I don’t have a TV, but it has come to my notice – through this site – that a posh, lisping, nitwit who claims to be a comedian has become famous for his ‘anti-wokeness’. These terms ‘woke’ and ‘anti-woke’ are just London media terms. They mean nothing in the course of reality.
Some of the things that the social liberal/metropolitan Left/woke people say are actually true and valid. Laurence Fox is privileged. I know he is just by looking at his physiognomy and listening to his posh squeaky voice and his lazy, condescending, received opinions.
Even in the matter of climate change, the ‘woke’ people have a point.
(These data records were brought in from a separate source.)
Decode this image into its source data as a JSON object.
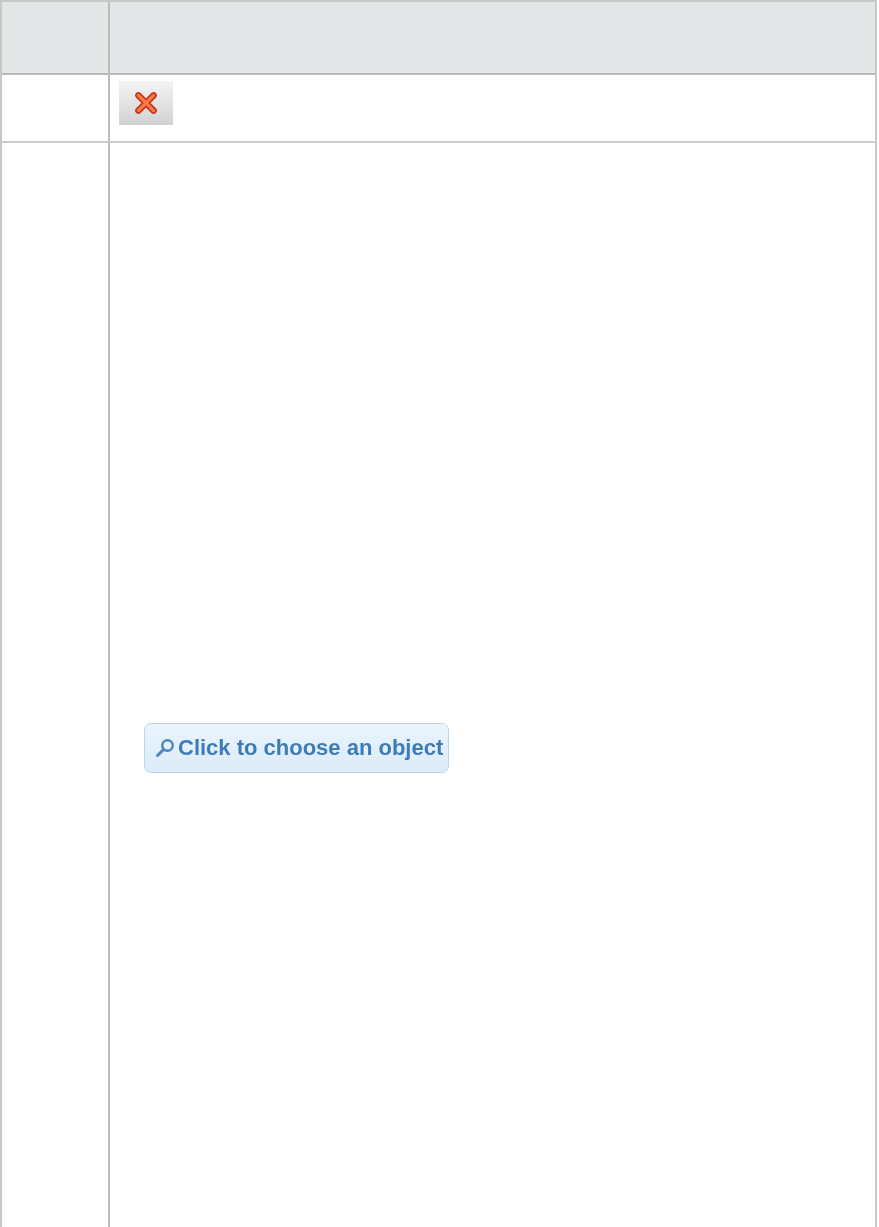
{
  "rows": [
    {
      "kind": "delete"
    },
    {
      "kind": "chooser",
      "button": {
        "label": "Click to choose an object"
      }
    }
  ]
}
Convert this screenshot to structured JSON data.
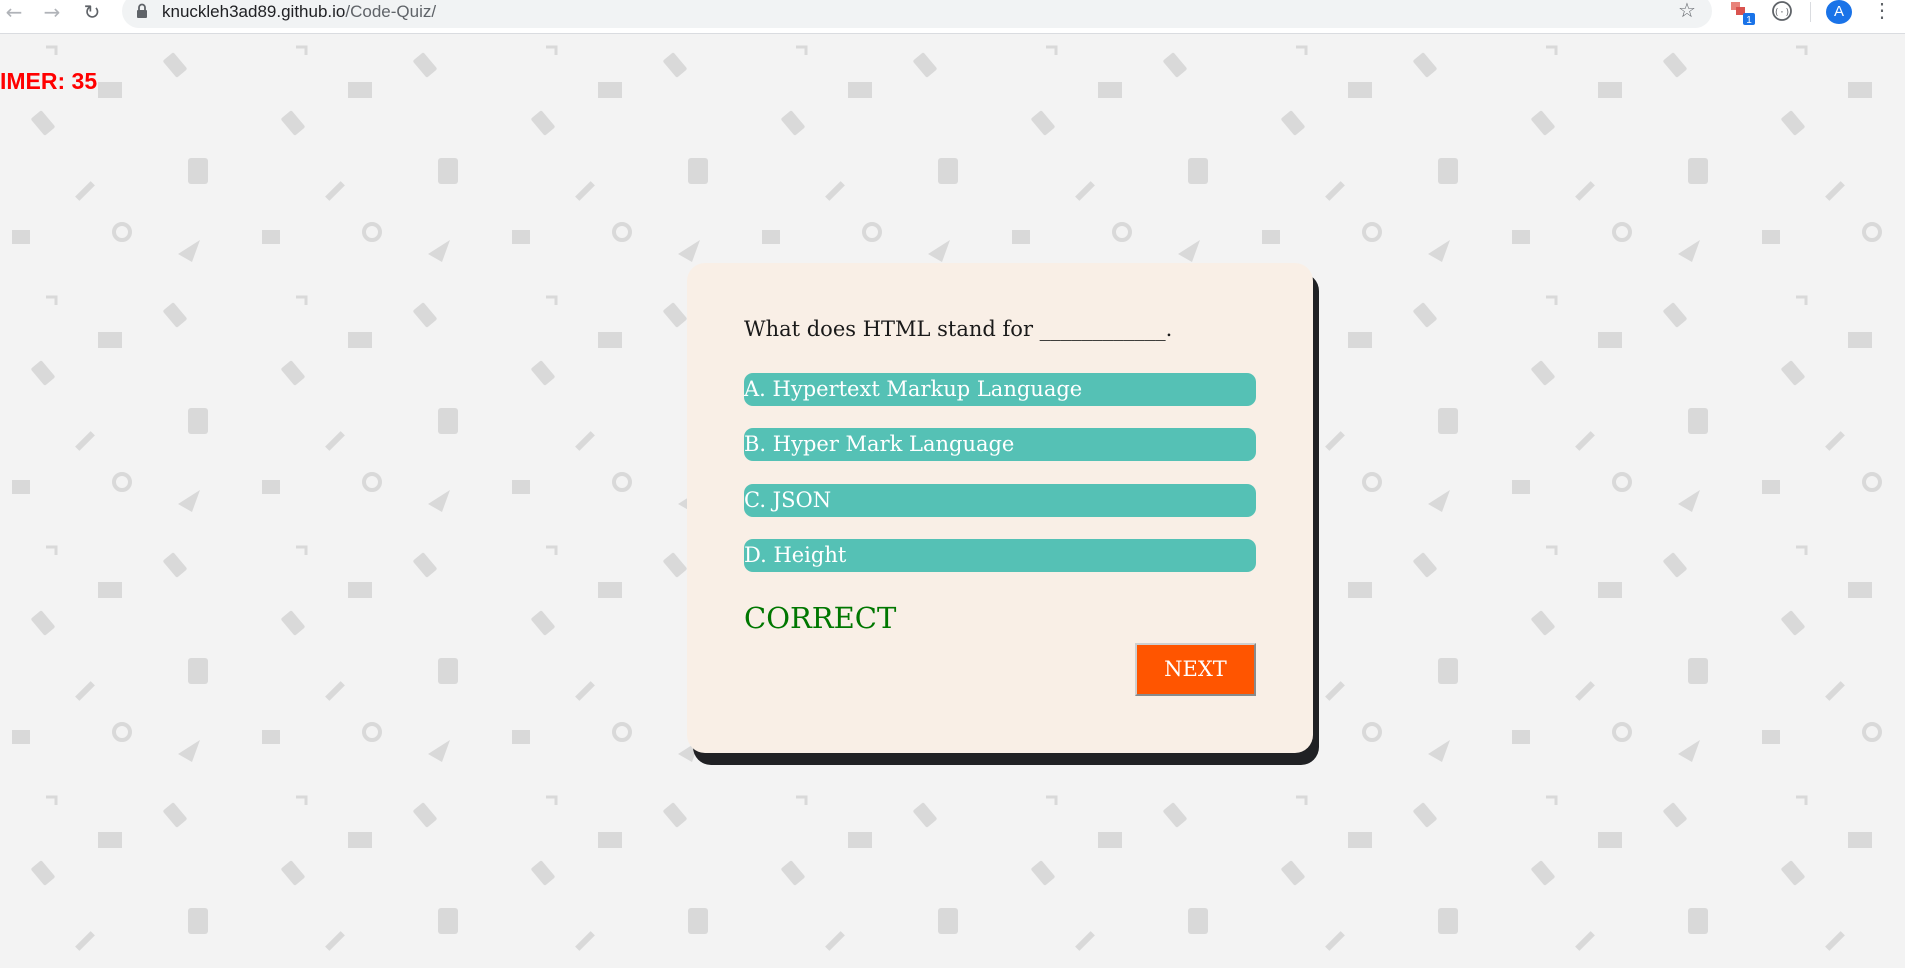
{
  "browser": {
    "url_host": "knuckleh3ad89.github.io",
    "url_path": "/Code-Quiz/",
    "avatar_letter": "A",
    "extension_badge": "1"
  },
  "timer": {
    "text": "IMER: 35",
    "color": "#ff0000"
  },
  "quiz": {
    "question": "What does HTML stand for ____________.",
    "options": [
      "A. Hypertext Markup Language",
      "B. Hyper Mark Language",
      "C. JSON",
      "D. Height"
    ],
    "feedback": "CORRECT",
    "next_label": "NEXT"
  },
  "colors": {
    "option_bg": "#55c1b5",
    "next_bg": "#ff5500",
    "card_bg": "#f9efe6",
    "feedback": "#007700"
  },
  "icons": {
    "back": "arrow-left-icon",
    "forward": "arrow-right-icon",
    "reload": "reload-icon",
    "lock": "lock-icon",
    "bookmark": "star-icon",
    "menu": "kebab-menu-icon"
  }
}
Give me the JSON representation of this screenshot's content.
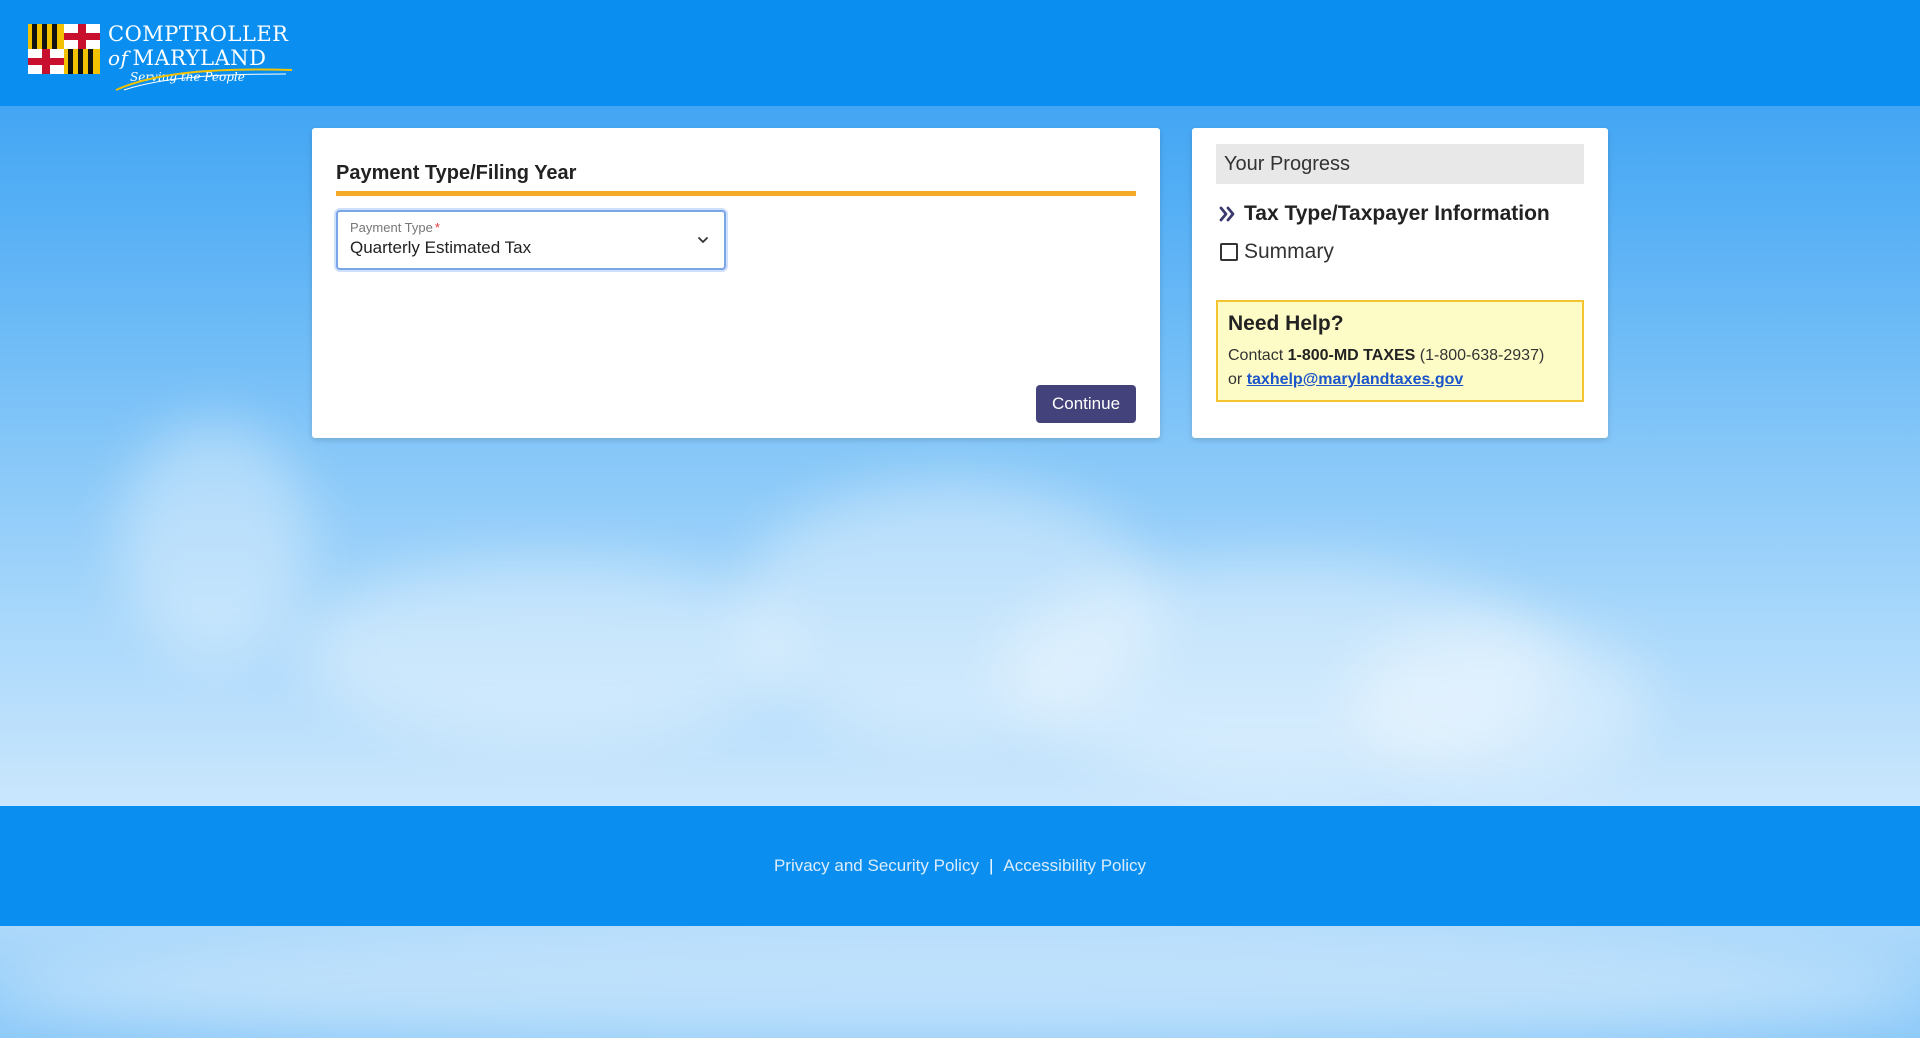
{
  "header": {
    "logo_line1": "COMPTROLLER",
    "logo_line2_of": "of",
    "logo_line2": "MARYLAND",
    "logo_tagline": "Serving the People"
  },
  "main": {
    "section_title": "Payment Type/Filing Year",
    "payment_type": {
      "label": "Payment Type",
      "required_mark": "*",
      "selected_value": "Quarterly Estimated Tax"
    },
    "continue_label": "Continue"
  },
  "progress": {
    "title": "Your Progress",
    "steps": [
      {
        "label": "Tax Type/Taxpayer Information",
        "state": "current"
      },
      {
        "label": "Summary",
        "state": "pending"
      }
    ]
  },
  "help": {
    "title": "Need Help?",
    "contact_prefix": "Contact",
    "phone_name": "1-800-MD TAXES",
    "phone_number": "(1-800-638-2937)",
    "or_text": "or",
    "email": "taxhelp@marylandtaxes.gov"
  },
  "footer": {
    "privacy_link": "Privacy and Security Policy",
    "separator": "|",
    "accessibility_link": "Accessibility Policy"
  },
  "colors": {
    "header_blue": "#0a8ff0",
    "accent_orange": "#f4ab2a",
    "button_purple": "#44427a",
    "help_yellow": "#fefcc6",
    "link_blue": "#1a55c9"
  }
}
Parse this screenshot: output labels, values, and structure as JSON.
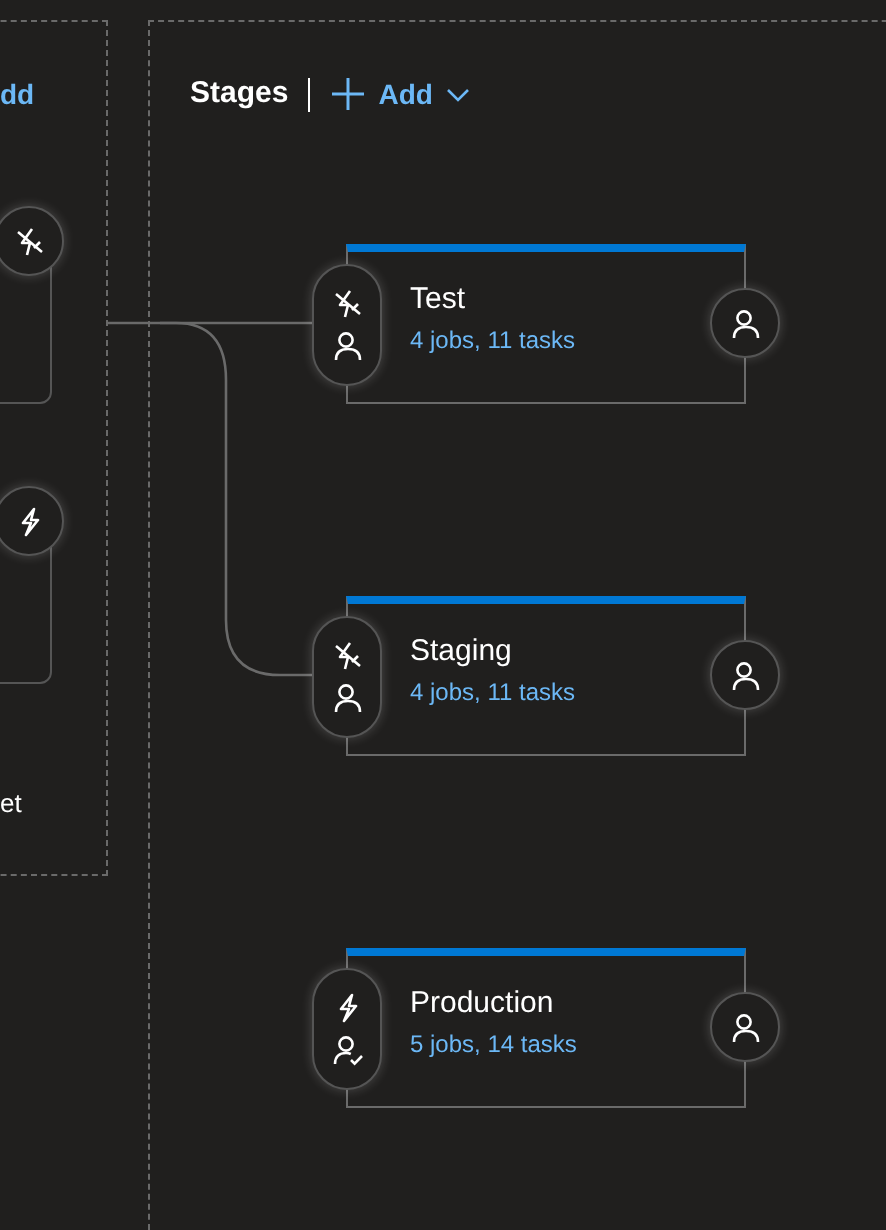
{
  "left_panel": {
    "add_label": "dd",
    "cards": [
      {
        "manual_trigger": true
      },
      {
        "manual_trigger": false
      }
    ],
    "footer_text": "et"
  },
  "stages_panel": {
    "title": "Stages",
    "add_button": "Add",
    "stages": [
      {
        "name": "Test",
        "summary": "4 jobs, 11 tasks",
        "manual_trigger": true,
        "approval_done": false,
        "connected": true
      },
      {
        "name": "Staging",
        "summary": "4 jobs, 11 tasks",
        "manual_trigger": true,
        "approval_done": false,
        "connected": true
      },
      {
        "name": "Production",
        "summary": "5 jobs, 14 tasks",
        "manual_trigger": false,
        "approval_done": true,
        "connected": false
      }
    ]
  }
}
I don’t personally believe in the anthropogenic global warming thesis. I have read enough to convince me it is not correct. I am also an amateur astronomer, with a special interest over many years in sun spots, which I know quite a lot about, so I am a somewhat informed layman. I don’t believe the AGW thesis is correct. But, the ‘woke’ people do still have a point, that we need to think about things ecologically. It just doesn’t cut it to dismiss their concerns.
The point is this – politics isn’t real at the moment. It is virtual, plastic and managed, with the aid of media.
The Establishment are using the media to blunt and stave off genuine, hard-bitten discussion about the future of this country.